AI vs. Machine Learning: What do we really mean when we say Artificial Intelligence?

by John Matthews, ExtraHop 28 November 2019

Artificial Intelligence (AI) might be the most popular word in cybersecurity. And why not? A piece of technology that learns and thinks like a human brain, but better. Who wouldn’t want that?

The mere word conjures up images of supercomputers, sentient robots and rogue operating systems. The promises of AI are great and cybersecurity has seized upon the concept with great enthusiasm. However, in an industry where jargon reigns, it can be easy to lose sight of the original meaning of concepts or for them to morph into something larger than what they are. That lack of precision can mean poor security decisions and confusion as to where, and how to deploy security resources.

A survey by CapGemini earlier this year revealed just how much the cybersecurity industry expects of Artificial Intelligence with over 60 percent of respondents proclaiming they cannot “identify critical threats” without AI technology.

While the excitement for AI can’t be understated, the term has suffered from overuse in the fervor and stretched the meaning of the term rather far.

A report from MMC Ventures showed that 40 percent of the European tech startups that claim to be using Artificial Intelligence, in fact are not. The report also found that companies that were listed as such received 15 to 50 percent more funding than those that didn’t, further incentivizing the stretch the meaning of “AI” to impress investors.

Artificial Intelligence has many definitions but a good working definition came from Andrew Moore, the former dean of Carnegie Mellon’s University’s School of Computer Science. Simply – “Artificial Intelligence is the science and engineering of making computers behave in ways that, until recently, we thought required human intelligence.”

Machine Learning on the other hand, offers something more modest. Machine Learning is a computer system that can continually learn from new experiences and take on new data autonomously. From there, it can easily automate a lot of the more mundane tasks in IT and continue to improve upon them without much more input needed from its operator.

In cyber this often expresses itself in vendors telling customers that they’re offering Artificial Intelligence when they’re really offering Machine Learning, a tremendously effective piece of technology but ultimately a constitutive part of an Artificial Intelligence.

The importance of the definition should not be understated. “Machine Learning is a subset of Artificial Intelligence.” There is much confusion in the market when the two terms are conflated or interchanged turning into promises that can’t be delivered upon.

One of the most effective uses of Machine Learning in cybersecurity is in Network Detection and Response (NDR). Machine Learning allows organizations to make better use of their data to monitor their own networks and spot anomalous behavior. In many places, that job is still being done manually by humans who have to pore over thousands of false positive alerts a day – dulling their alertness. Machine Learning enables organizations to reduce false positives by learning baseline behavior to understand what is normal and only alert on what is a real risk. This means that security teams can respond to threats faster and with more certainty.

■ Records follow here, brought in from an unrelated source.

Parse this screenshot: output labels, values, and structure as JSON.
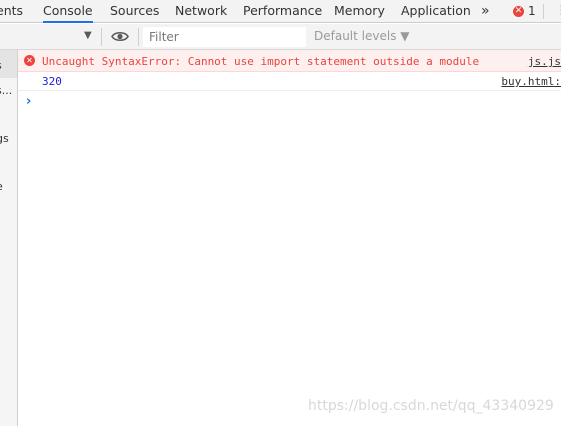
{
  "tabs": [
    {
      "label": "ents",
      "active": false
    },
    {
      "label": "Console",
      "active": true
    },
    {
      "label": "Sources",
      "active": false
    },
    {
      "label": "Network",
      "active": false
    },
    {
      "label": "Performance",
      "active": false
    },
    {
      "label": "Memory",
      "active": false
    },
    {
      "label": "Application",
      "active": false
    }
  ],
  "more_tabs_glyph": "»",
  "error_count": "1",
  "toolbar": {
    "filter_placeholder": "Filter",
    "levels_label": "Default levels ▼"
  },
  "sidebar": {
    "items": [
      "s",
      "s...",
      "gs",
      "e"
    ]
  },
  "console": {
    "messages": [
      {
        "level": "error",
        "text": "Uncaught SyntaxError: Cannot use import statement outside a module",
        "source": "js.js"
      },
      {
        "level": "log",
        "text": "320",
        "source": "buy.html:"
      }
    ],
    "prompt_glyph": "›"
  },
  "colors": {
    "accent": "#1a73e8",
    "error": "#e8453c",
    "error_bg": "#fff0f0"
  },
  "watermark": "https://blog.csdn.net/qq_43340929"
}
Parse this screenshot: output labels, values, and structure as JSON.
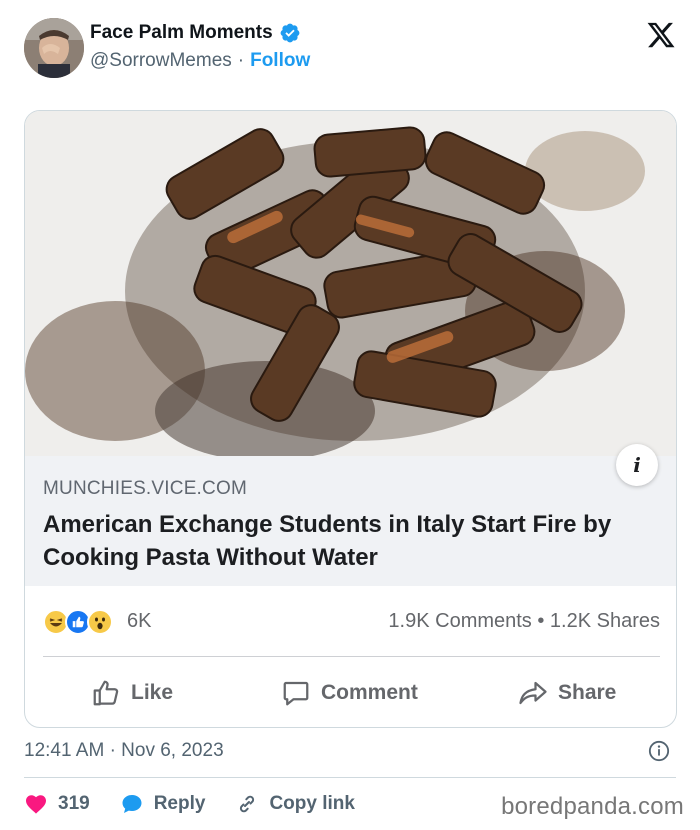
{
  "header": {
    "display_name": "Face Palm Moments",
    "handle": "@SorrowMemes",
    "separator": "·",
    "follow_label": "Follow",
    "icons": [
      "verified-badge-icon",
      "x-logo-icon"
    ]
  },
  "card": {
    "domain": "MUNCHIES.VICE.COM",
    "headline": "American Exchange Students in Italy Start Fire by Cooking Pasta Without Water",
    "info_glyph": "i",
    "reactions": {
      "icons": [
        "haha-emoji-icon",
        "like-reaction-icon",
        "wow-emoji-icon"
      ],
      "count": "6K"
    },
    "comments_shares": "1.9K Comments • 1.2K Shares",
    "actions": {
      "like": "Like",
      "comment": "Comment",
      "share": "Share"
    }
  },
  "meta": {
    "time": "12:41 AM",
    "separator": "·",
    "date": "Nov 6, 2023"
  },
  "engagement": {
    "likes": "319",
    "reply": "Reply",
    "copy_link": "Copy link"
  },
  "watermark": "boredpanda.com",
  "colors": {
    "accent": "#1d9bf0",
    "heart": "#f91880",
    "text": "#0f1419",
    "muted": "#536471",
    "preview_bg": "#f0f2f5"
  }
}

Many NDR solutions are currently rule- or signature-based. Rule-based systems police their environments by matching observed behavior on the network against known signals of suspicious behavior.

However, they typically require constant maintenance and updates. They can only respond to threats that have been seen before and incorporated into a current knowledge base, precluding them from detecting new attacks and tactics. Furthermore, rules are fairly simple for attackers to evade. A minor tweak to an existing attack tactic or piece of malware is often enough to make existing rules ineffective against the attack.

Signature-based systems detect malware from a catalogue of known publicly reported signatures using file hashes. But problems still arise when new, unknown malware families arrive on the scene or adversaries merely change signatures. This approach has no hope against modern polymorphic malware.

The problem with both of these approaches lies in an asymmetry between cyber attackers and their victims. Attackers can develop new attack tactics and new malware variants much more quickly than defenders can develop new defenses. Attackers only need one of their attempts to work, whereas defenders need to defend against every existing tactic while always anticipating never-before-seen attacks.

Here’s where Machine Learning’s edge is sharpest. By learning from real-time observed behavior in the environment that needs to be defended, a ML system can improve upon itself much more effectively than a manually updated signature database, and can refine its results over time without human intervention.

An NDR solution with Machine Learning can learn what suspicious behavior looks like in the context of a specific environment, rather than relying on generic known-bad behavior signals and indicators of compromise. Furthermore, it can adapt to new tactics, and better respond to the ever-changing threat landscape.

AI often means whatever people want it to mean. It can be a powerful marketing term, but as more technologies based on this slippery foundation fail to deliver on their promises, the customer’s trust in the term will wane rapidly. Machine Learning can be a powerful arrow in the security operations quiver, but buyers should learn to recognize the telltale signs of AI snake oil, and should verify that any vendor claiming AI or Machine Learning can deliver on the value they promise.


John Matthews is Chief Information Officer at ExtraHop, a company specializing in network traffic analysis tools.